L’élégance discrète et désinvolte de Dries van Noten
Peu importe la collection que produit Dries van Noten, ce dernier est toujours loué pour sa créativité et son sens du beau. Et ce défilé SS24 n’a pas échappé à la règle mais a d’autant plus marqué les esprits grâce à des silhouettes super élégantes et axées sur la nonchalance et la fluidité. Soit une sorte de chic cool et désinvolte (dont seul Dries à le secret) rendu possible grâce à des trenchs soyeux, de longues parkas, des tricots troués, des pantalons cargos amples, des blazers à épaules larges ; le tout dans une palette de couleurs ultra-recherchée allant du rouille au doré, en passant par le beige sable, le mauve ou le vert d’eau. En gros, c’était comme de contempler ce genre de coucher de soleil d’été qui t’en mets plein la vue et te donne la sensation d’un moment suspendu et éternel. Ovah.

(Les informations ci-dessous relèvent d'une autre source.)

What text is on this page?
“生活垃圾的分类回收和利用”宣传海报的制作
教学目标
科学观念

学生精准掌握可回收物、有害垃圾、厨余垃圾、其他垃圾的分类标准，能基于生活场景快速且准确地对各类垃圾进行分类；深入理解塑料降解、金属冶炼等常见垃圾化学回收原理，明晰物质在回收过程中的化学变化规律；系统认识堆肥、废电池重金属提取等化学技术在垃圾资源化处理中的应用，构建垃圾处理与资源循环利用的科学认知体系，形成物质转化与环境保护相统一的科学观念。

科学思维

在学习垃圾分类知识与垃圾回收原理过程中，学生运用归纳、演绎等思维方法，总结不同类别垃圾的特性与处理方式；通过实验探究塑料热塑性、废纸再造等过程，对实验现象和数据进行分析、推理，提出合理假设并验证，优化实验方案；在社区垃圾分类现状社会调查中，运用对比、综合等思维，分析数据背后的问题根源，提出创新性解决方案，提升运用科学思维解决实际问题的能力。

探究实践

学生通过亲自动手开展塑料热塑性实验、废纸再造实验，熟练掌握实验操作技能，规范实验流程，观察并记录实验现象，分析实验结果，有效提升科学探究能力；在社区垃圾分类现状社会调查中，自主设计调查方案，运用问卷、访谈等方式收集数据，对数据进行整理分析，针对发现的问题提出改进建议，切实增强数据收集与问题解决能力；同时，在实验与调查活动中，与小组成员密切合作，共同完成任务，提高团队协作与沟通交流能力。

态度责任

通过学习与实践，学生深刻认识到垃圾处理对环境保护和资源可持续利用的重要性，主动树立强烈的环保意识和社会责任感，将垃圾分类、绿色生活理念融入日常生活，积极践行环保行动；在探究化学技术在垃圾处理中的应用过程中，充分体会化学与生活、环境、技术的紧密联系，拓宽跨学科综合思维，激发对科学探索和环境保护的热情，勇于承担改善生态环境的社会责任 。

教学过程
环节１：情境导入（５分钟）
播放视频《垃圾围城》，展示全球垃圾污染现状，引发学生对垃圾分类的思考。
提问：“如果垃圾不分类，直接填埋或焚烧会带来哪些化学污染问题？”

L’affirmation de Matthew M. Williams chez Givenchy
D’habitude Matthew Williams nous propose des collections qui regorge de détails et de fioritures, avec un mélange des genres qui frôle parfois l’overdose et l’incompréhension. Mais on doit reconnaître que cette saison, il a step-up son game en proposant probablement l’une de ses collections homme les plus matures et les plus recherchées depuis son arrivée à la tête de la maison française. Dans une gamme de couleurs composée de blanc, de noir, de gris, de vert et de touches de bleu marine, de jaune et de rose, la collection a mis l’accent sur le tailoring et un aspect plus couture, jouant parfois avec l’amplitude des silhouettes. Mais Williams n’en oublie pas moins son dada qu’est le sportswear en ajoutant ici et là quelques éléments workwear et techwear qui pour une fois matchent parfaitement avec l’ensemble. Méga encouragements ! Croyez-nous, ça sent les félicitations données à l’unanimité au prochain conseil de classe.